PARIS: La colère des agriculteurs fait tache d'huile en Europe, avec des mobilisations en Espagne et en Italie, Paris tentant pour sa part d'enrayer la crise en appelant à "une exception agricole française" et en annonçant de nouvelles mesures.

Trop de normes bureaucratiques, revenus trop bas, inflation, concurrence des produits étrangers, flambée des prix du carburant: la liste des revendications se retrouve dans la plupart des pays confrontés au mécontentement agricole.

En France, le nouveau Premier ministre Gabriel Attal, qui faisait mardi sa déclaration de politique générale au moment où les agriculteurs bloquent des axes stratégiques depuis deux jours, a promis d'"être au rendez-vous" pour répondre à la crise.

Les aides européennes de la Politique agricole commune (PAC) au titre de 2023, qu'il avait promis d'accélérer, seront versées "d'ici le 15 mars", a assuré Gabriel Attal, qui a énuméré les mesures déjà prises, comme l'abandon de la taxe sur le gazole non routier, et promis que le gouvernement irait "plus loin encore".

Sans donner de détails, il a aussi évoqué un renforcement des aides fiscales aux éleveurs et "un grand plan de contrôle sur la traçabilité des produits", alors que de plus en plus d'agriculteurs ont décidé d'inspecter par eux-mêmes des camions visiblement étrangers sur les routes de France.

Des mesures qui n'ont pas convaincu les leaders de syndicats agricoles interrogés par l'AFP. Signe d'une tension qui ne faiblit pas, il va recevoir de nouveau le puissant syndicat FNSEA mardi soir, selon une plusieurs sources.

«Du blabla»

"On ne bouge pas (...) jusqu'à ce que des mesures concrètes d'urgence soient prises", avait auparavant affirmé Alice Avisse, de la FNSEA, le syndicat agricole majoritaire.

"C'est le néant le plus complet, du blabla", a réagi Serge Bousquet-Cassagne, le président de la Coordination rurale (un syndicat minoritaire, NDLR) du Lot-et-Garonne (sud-ouest). "On est complètement déçus mais remotivés par le fait qu’on a été bernés par ce gouvernement d’enfumeurs", a-t-il ajouté.
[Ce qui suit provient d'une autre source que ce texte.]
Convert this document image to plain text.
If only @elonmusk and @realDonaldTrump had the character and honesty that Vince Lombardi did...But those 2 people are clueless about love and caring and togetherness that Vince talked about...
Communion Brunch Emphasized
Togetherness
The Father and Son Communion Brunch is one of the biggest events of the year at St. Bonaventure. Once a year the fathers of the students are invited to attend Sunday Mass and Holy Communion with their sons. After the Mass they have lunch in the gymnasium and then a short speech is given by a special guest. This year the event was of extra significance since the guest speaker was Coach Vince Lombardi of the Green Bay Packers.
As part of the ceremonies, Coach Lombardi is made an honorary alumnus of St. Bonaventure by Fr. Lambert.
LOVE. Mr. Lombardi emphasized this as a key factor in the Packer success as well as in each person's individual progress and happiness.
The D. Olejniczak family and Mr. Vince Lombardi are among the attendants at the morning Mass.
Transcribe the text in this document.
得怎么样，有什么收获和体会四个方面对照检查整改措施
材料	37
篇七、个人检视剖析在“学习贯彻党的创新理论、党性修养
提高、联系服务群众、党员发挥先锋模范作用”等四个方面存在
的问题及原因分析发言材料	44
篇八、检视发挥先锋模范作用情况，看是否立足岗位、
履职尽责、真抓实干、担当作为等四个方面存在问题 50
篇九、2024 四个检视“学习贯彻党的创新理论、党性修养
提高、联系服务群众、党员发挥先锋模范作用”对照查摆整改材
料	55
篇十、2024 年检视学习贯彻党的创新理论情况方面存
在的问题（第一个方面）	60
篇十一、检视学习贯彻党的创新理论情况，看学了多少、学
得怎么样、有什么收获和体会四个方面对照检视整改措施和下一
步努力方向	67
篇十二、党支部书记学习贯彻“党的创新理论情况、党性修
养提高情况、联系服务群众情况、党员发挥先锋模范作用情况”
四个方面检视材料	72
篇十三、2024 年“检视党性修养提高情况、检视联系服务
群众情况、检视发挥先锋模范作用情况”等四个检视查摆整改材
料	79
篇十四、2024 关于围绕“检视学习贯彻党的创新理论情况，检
La Confédération paysanne, troisième syndicat agricole qui critique le modèle dominant d'un "productivisme" ne profitant qu'à "l'agrobusiness", a appelé "à bloquer les centrales d'achat" de la grande distribution, qui sont, selon elle, "les prédateurs du revenu paysan".

Le président Emmanuel Macron, lors d'une visite d'Etat en Suède, s'est de son côté engagé à défendre plusieurs revendications des agriculteurs français à Bruxelles, sur les importations de volaille en provenance d'Ukraine, le projet d'accord commercial entre l'UE et le bloc latino-américain Mercosur (Brésil, Argentine, Uruguay et Paraguay) et les obligations de jachères.
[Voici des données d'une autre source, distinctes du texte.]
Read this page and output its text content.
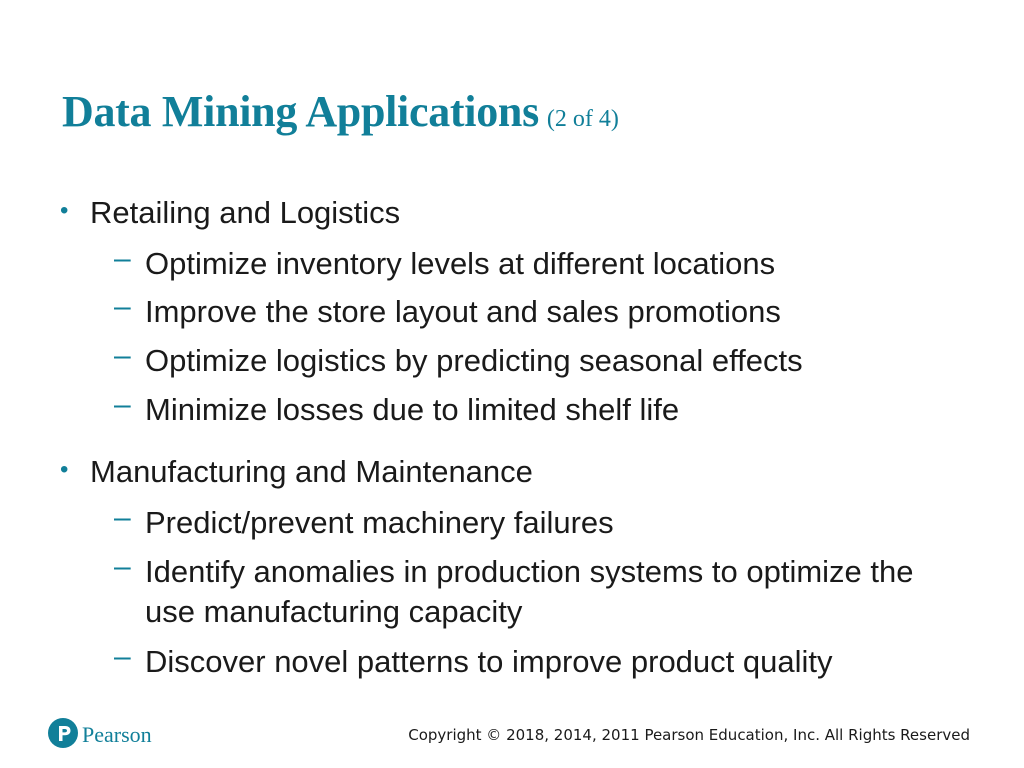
Data Mining Applications (2 of 4)
• Retailing and Logistics
– Optimize inventory levels at different locations
– Improve the store layout and sales promotions
– Optimize logistics by predicting seasonal effects
– Minimize losses due to limited shelf life
• Manufacturing and Maintenance
– Predict/prevent machinery failures
– Identify anomalies in production systems to optimize the use manufacturing capacity
– Discover novel patterns to improve product quality
Pearson	Copyright © 2018, 2014, 2011 Pearson Education, Inc. All Rights Reserved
Le chef de l'Etat s'entretiendra jeudi avec la présidente de la Commission européenne Ursula von der Leyen, notamment sur l'arrivée de produits ukrainiens dans l'Union et le gel du projet UE-Mercosur.
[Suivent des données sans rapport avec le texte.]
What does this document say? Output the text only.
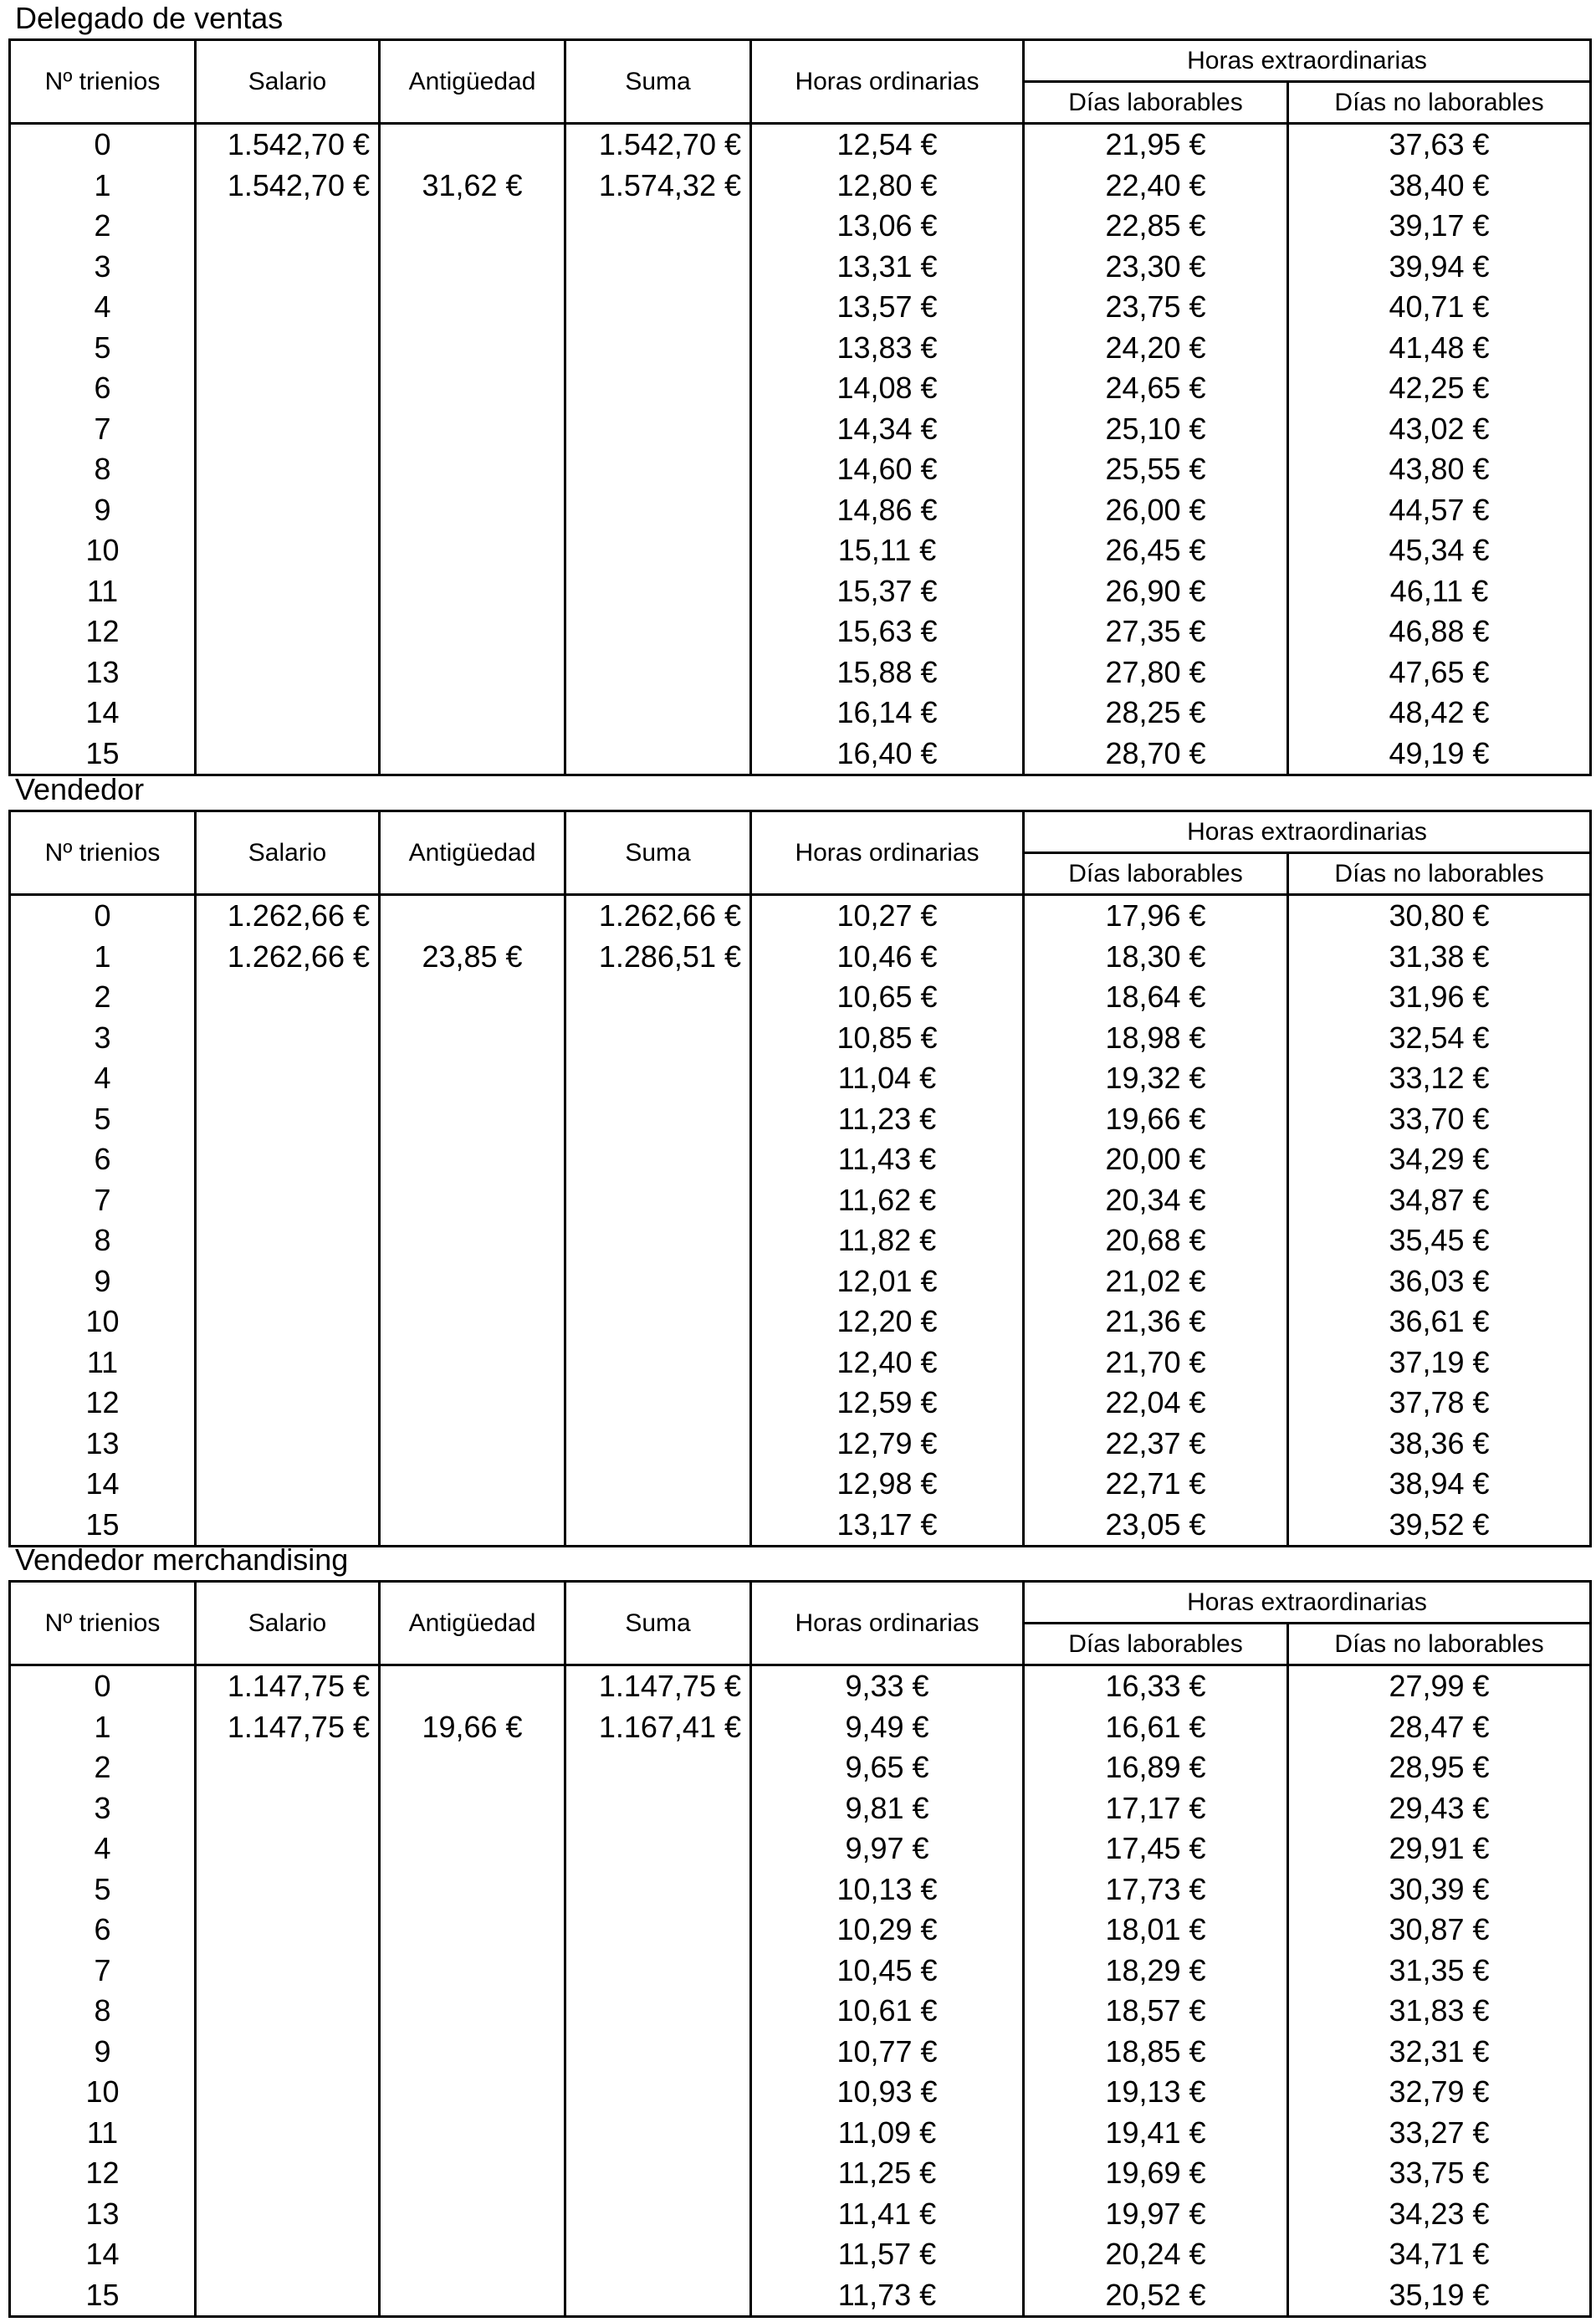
Delegado de ventas
Nº trienios	Salario	Antigüedad	Suma	Horas ordinarias	Horas extraordinarias	
					Días laborables	Días no laborables
0	1.542,70 €		1.542,70 €	12,54 €	21,95 €	37,63 €
1	1.542,70 €	31,62 €	1.574,32 €	12,80 €	22,40 €	38,40 €
2				13,06 €	22,85 €	39,17 €
3				13,31 €	23,30 €	39,94 €
4				13,57 €	23,75 €	40,71 €
5				13,83 €	24,20 €	41,48 €
6				14,08 €	24,65 €	42,25 €
7				14,34 €	25,10 €	43,02 €
8				14,60 €	25,55 €	43,80 €
9				14,86 €	26,00 €	44,57 €
10				15,11 €	26,45 €	45,34 €
11				15,37 €	26,90 €	46,11 €
12				15,63 €	27,35 €	46,88 €
13				15,88 €	27,80 €	47,65 €
14				16,14 €	28,25 €	48,42 €
15				16,40 €	28,70 €	49,19 €
Vendedor
Nº trienios	Salario	Antigüedad	Suma	Horas ordinarias	Horas extraordinarias	
					Días laborables	Días no laborables
0	1.262,66 €		1.262,66 €	10,27 €	17,96 €	30,80 €
1	1.262,66 €	23,85 €	1.286,51 €	10,46 €	18,30 €	31,38 €
2				10,65 €	18,64 €	31,96 €
3				10,85 €	18,98 €	32,54 €
4				11,04 €	19,32 €	33,12 €
5				11,23 €	19,66 €	33,70 €
6				11,43 €	20,00 €	34,29 €
7				11,62 €	20,34 €	34,87 €
8				11,82 €	20,68 €	35,45 €
9				12,01 €	21,02 €	36,03 €
10				12,20 €	21,36 €	36,61 €
11				12,40 €	21,70 €	37,19 €
12				12,59 €	22,04 €	37,78 €
13				12,79 €	22,37 €	38,36 €
14				12,98 €	22,71 €	38,94 €
15				13,17 €	23,05 €	39,52 €
Vendedor merchandising
Nº trienios	Salario	Antigüedad	Suma	Horas ordinarias	Horas extraordinarias	
					Días laborables	Días no laborables
0	1.147,75 €		1.147,75 €	9,33 €	16,33 €	27,99 €
1	1.147,75 €	19,66 €	1.167,41 €	9,49 €	16,61 €	28,47 €
2				9,65 €	16,89 €	28,95 €
3				9,81 €	17,17 €	29,43 €
4				9,97 €	17,45 €	29,91 €
5				10,13 €	17,73 €	30,39 €
6				10,29 €	18,01 €	30,87 €
7				10,45 €	18,29 €	31,35 €
8				10,61 €	18,57 €	31,83 €
9				10,77 €	18,85 €	32,31 €
10				10,93 €	19,13 €	32,79 €
11				11,09 €	19,41 €	33,27 €
12				11,25 €	19,69 €	33,75 €
13				11,41 €	19,97 €	34,23 €
14				11,57 €	20,24 €	34,71 €
15				11,73 €	20,52 €	35,19 €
Un sujet qui a suscité des tensions entre Paris et Bruxelles: alors que l'Elysée assurait lundi soir que les négociations avaient été interrompues en raison de l'opposition de la France, la Commission a elle affirmé mardi que si les conditions n'étaient "pas réunies" pour conclure les discussions, celles-ci "continuent".

Plus généralement, les agriculteurs européens dénoncent une concurrence déloyale au niveau agricole, notamment parce que les produits importés ne sont généralement pas soumis aux mêmes réglementations que dans l'UE.

La nouvelle PAC, qui renforce depuis 2023 les obligations environnementales, et les législations du Pacte vert européen - même si elles ne sont pas encore en vigueur - cristallisent tout particulièrement la colère.

A ce titre, la Commission européenne a annoncé mardi qu'elle envisageait d'adopter une nouvelle dérogation aux règles sur les jachères, qui imposent de garder 4% de jachères ou surfaces non-productives.

Le mouvement de colère s'étend en tout cas sur le continent: après des manifestations en Allemagne, en Pologne, en Roumanie, en Belgique ou en Italie ces dernières semaines, les trois principaux syndicats agricoles espagnols ont annoncé des "mobilisations" dans l'ensemble du pays au cours des "prochaines semaines".

En France, les agriculteurs continuent à perturber le trafic un peu partout dans le pays, plus d'un quart des départements français (30) ayant été touchés, après avoir parfois passé la nuit dans leur tracteur.

Plusieurs blocages stratégiques ont été organisés autour de Paris, mais aussi sur plusieurs autoroutes et beaucoup se disaient déterminés à tenir les blocus jusqu'à obtenir gain de cause.

Toutefois, malgré les menaces syndicales, le "siège" annoncé sur la capitale française n'a jusqu'à présent pas eu lieu.

En Italie, des dizaines d'agriculteurs se disant "trahis par l'Europe" ont protesté mardi avec leurs tracteurs près de Milan (nord).

Le gouvernement grec, également confronté à une contestation grandissante du monde agricole, a lui promis d'accélérer le versement des aides financières aux agriculteurs victimes de graves inondations l'an dernier.


Le Pakistan confirme des frappes à la frontière avec l'Afghanistan, faisant 26 morts

Le Pakistan a affirmé mercredi avoir tué 26 personnes liées aux talibans pakistanais, dans des frappes aériennes qualifiées de "précises et calibrées" à la frontière avec l'Afghanistan. (Reuters)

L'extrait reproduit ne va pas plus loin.